Still, lest all this viewing starts to sound like so much grim homework, it's good to note here that these movies are genuinely entertaining, filled with expert action scenes and inventive fight choreography that can rival anything out of Hollywood. Yes, there is an element of propaganda to these flicks, but again, that's not an exclusively communist phenomenon either (just watch a John Wayne film). More to the point, like Western blockbusters, Chinese movies are also often a whole lot of fun.
It's the Ip Man quadrilogy that probably does the best job of messaging and entertainment among modern-era Chinese movies widely seen in the West. Yen plays the title character — a martial arts grandmaster who in real life was Bruce Lee's mentor — as a reluctant warrior forever pressed into action. (Sound familiar?) In the first movie, the Japanese are the villains. In the second: the British. The third? Let's just say Mike Tyson makes an appearance. And in the last installment, Ip Man travels to 1960s California, only to encounter violent anti-Chinese racism.

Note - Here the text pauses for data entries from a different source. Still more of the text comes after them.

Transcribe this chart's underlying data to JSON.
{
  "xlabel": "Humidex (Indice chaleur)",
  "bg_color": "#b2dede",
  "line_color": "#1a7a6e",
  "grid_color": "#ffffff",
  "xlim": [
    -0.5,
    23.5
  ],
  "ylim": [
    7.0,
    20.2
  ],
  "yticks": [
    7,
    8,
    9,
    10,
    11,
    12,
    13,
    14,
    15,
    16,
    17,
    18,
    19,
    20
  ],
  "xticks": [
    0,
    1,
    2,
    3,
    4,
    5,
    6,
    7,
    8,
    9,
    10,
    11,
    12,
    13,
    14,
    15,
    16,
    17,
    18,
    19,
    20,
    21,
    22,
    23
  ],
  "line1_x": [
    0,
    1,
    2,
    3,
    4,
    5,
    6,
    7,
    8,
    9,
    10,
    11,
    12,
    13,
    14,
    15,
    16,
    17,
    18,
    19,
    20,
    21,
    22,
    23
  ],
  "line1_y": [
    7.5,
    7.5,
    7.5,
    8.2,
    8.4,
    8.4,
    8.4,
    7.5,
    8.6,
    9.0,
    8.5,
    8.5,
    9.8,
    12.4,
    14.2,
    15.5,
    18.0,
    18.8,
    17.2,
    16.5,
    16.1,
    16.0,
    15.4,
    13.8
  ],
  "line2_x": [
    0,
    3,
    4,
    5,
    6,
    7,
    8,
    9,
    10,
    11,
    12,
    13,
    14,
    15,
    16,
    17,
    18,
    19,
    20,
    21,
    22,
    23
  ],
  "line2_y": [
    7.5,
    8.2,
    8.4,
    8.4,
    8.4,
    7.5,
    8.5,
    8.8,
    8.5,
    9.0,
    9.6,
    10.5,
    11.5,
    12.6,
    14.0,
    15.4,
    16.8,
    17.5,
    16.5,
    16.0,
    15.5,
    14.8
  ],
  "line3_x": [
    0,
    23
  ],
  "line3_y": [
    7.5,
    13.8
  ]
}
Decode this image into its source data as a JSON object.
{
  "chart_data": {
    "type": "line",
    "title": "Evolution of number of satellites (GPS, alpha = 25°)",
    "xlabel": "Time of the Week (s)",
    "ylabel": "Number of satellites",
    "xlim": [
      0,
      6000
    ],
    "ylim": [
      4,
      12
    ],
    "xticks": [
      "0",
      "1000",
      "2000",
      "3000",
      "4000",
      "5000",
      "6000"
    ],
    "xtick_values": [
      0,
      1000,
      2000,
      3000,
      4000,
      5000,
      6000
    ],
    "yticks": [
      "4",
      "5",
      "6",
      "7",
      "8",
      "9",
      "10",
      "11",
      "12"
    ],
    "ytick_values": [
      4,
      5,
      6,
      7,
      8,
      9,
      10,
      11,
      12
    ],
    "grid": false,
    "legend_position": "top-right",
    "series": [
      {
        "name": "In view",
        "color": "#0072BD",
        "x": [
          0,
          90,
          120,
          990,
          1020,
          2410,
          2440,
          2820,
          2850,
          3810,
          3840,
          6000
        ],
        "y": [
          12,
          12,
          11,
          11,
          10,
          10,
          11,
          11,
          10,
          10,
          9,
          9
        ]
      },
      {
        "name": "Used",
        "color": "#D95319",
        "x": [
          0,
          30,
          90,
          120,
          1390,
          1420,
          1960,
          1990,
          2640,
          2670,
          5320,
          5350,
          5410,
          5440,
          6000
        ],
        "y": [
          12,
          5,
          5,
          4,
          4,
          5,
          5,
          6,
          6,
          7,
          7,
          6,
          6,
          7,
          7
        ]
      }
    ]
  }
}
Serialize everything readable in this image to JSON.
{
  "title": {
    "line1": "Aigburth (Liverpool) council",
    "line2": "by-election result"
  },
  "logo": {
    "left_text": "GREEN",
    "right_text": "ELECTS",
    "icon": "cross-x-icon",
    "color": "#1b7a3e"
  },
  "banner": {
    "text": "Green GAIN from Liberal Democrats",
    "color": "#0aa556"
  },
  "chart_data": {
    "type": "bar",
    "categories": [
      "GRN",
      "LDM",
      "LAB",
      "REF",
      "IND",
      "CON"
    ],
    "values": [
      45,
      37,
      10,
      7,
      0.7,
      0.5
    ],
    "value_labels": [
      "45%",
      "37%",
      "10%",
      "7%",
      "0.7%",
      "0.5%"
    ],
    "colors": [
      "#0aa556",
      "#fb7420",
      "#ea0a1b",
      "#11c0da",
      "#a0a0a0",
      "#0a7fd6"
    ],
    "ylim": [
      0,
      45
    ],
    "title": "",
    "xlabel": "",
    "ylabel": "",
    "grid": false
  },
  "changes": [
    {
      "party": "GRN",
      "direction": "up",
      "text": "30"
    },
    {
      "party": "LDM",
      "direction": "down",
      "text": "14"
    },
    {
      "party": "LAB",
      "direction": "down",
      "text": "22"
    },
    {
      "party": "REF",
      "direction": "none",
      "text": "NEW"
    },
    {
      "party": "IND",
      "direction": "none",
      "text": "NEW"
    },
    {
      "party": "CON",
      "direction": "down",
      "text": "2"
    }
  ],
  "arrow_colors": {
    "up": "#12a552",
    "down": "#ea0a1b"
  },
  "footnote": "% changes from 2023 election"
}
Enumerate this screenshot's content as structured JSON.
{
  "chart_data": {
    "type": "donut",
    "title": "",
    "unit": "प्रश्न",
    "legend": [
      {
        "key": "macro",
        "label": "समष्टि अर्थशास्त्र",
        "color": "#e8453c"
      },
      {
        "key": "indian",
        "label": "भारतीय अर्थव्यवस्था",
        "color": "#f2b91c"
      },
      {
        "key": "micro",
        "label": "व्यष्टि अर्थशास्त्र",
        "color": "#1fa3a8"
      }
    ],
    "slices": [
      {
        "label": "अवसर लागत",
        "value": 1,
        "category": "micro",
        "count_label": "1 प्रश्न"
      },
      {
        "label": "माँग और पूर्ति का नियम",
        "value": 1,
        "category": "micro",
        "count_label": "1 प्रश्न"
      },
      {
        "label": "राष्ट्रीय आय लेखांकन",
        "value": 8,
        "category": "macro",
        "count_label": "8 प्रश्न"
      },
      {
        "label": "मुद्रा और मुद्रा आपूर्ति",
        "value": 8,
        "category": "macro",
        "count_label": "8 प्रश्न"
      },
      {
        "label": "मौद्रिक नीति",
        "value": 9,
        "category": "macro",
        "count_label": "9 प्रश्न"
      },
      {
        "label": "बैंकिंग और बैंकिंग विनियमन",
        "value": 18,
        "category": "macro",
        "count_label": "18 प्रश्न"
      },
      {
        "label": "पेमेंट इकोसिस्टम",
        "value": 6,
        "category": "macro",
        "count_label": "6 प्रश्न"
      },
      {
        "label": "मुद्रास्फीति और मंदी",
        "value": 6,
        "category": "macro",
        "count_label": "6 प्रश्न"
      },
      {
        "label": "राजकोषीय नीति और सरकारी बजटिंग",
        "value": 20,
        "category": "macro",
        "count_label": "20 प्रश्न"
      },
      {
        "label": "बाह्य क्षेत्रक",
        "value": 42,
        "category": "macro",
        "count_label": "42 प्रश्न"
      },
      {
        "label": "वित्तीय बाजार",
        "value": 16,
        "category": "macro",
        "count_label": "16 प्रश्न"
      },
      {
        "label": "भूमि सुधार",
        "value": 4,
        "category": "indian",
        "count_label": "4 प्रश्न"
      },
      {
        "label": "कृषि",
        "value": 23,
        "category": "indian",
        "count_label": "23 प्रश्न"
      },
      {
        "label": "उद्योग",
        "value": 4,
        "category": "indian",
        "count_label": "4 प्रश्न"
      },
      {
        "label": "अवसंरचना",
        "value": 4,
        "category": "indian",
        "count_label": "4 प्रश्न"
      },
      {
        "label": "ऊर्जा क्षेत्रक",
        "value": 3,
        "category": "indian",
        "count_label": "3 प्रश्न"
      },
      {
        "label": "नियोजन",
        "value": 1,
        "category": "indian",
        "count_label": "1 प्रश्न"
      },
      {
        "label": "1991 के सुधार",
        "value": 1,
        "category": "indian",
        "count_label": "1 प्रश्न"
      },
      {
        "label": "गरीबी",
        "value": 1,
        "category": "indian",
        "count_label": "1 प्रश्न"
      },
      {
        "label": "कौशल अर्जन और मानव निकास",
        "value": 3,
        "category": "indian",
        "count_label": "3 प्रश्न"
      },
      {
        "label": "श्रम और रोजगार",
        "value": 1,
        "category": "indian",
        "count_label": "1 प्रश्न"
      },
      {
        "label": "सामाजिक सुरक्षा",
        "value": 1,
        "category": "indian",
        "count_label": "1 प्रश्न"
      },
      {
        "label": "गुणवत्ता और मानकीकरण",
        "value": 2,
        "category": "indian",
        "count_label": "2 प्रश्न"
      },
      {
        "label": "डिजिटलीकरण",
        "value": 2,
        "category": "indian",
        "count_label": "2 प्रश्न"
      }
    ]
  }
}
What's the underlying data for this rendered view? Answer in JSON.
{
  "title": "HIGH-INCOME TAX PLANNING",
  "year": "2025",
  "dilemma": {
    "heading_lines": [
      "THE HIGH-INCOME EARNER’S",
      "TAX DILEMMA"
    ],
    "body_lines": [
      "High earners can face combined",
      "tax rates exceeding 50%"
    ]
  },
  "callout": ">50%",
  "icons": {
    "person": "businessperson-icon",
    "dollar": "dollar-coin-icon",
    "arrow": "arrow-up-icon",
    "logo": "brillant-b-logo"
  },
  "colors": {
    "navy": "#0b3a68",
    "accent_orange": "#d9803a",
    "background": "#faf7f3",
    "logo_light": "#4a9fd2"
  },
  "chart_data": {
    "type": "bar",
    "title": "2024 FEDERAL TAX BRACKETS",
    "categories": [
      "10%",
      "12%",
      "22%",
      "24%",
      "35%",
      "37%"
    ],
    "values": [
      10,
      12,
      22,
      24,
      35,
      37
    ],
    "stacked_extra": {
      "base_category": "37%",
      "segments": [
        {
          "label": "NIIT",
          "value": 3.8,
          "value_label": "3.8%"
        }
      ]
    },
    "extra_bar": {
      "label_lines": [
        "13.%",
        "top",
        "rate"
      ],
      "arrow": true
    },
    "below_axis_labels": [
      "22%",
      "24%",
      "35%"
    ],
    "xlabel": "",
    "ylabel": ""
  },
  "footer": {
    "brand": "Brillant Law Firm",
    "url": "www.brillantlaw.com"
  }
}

He decides to return home to Hong Kong and teaches his son to fight.
None of this plays too heavy-handed, though. "Ip Man is popcorn cinema at its finest, full of rousing well-choreographed fights and historical drama," The Verge concluded last year.
While Yen defeats all comers in these movies, he also occasionally offers an olive branch to the rest of the world. "By fighting this match, I'm not trying to prove Chinese martial arts is better than Western boxing," he says at the end of Ip Man 2. "What I really want to say is, though people may have different status in life, everybody's dignity is the same. I hope that from this moment on, we can start to respect each other."
Whether peace and dignity end up prevailing in the real world remains to be seen. But if you don't go see these movies, they might end up finding you: The Chinese movie industry is growing by leaps and bounds. In 2021, the top-earning movie on Earth isn't F9, the latest James Bond movie, or anything from Marvel. It's The Battle at Lake Changjin, made to celebrate the 100th anniversary of the Chinese Communist Party, which tells the story of the Korean War battle known to Americans as the Battle of Chosin Reservoir. Needless to say, the Americans are not the good guys in this version.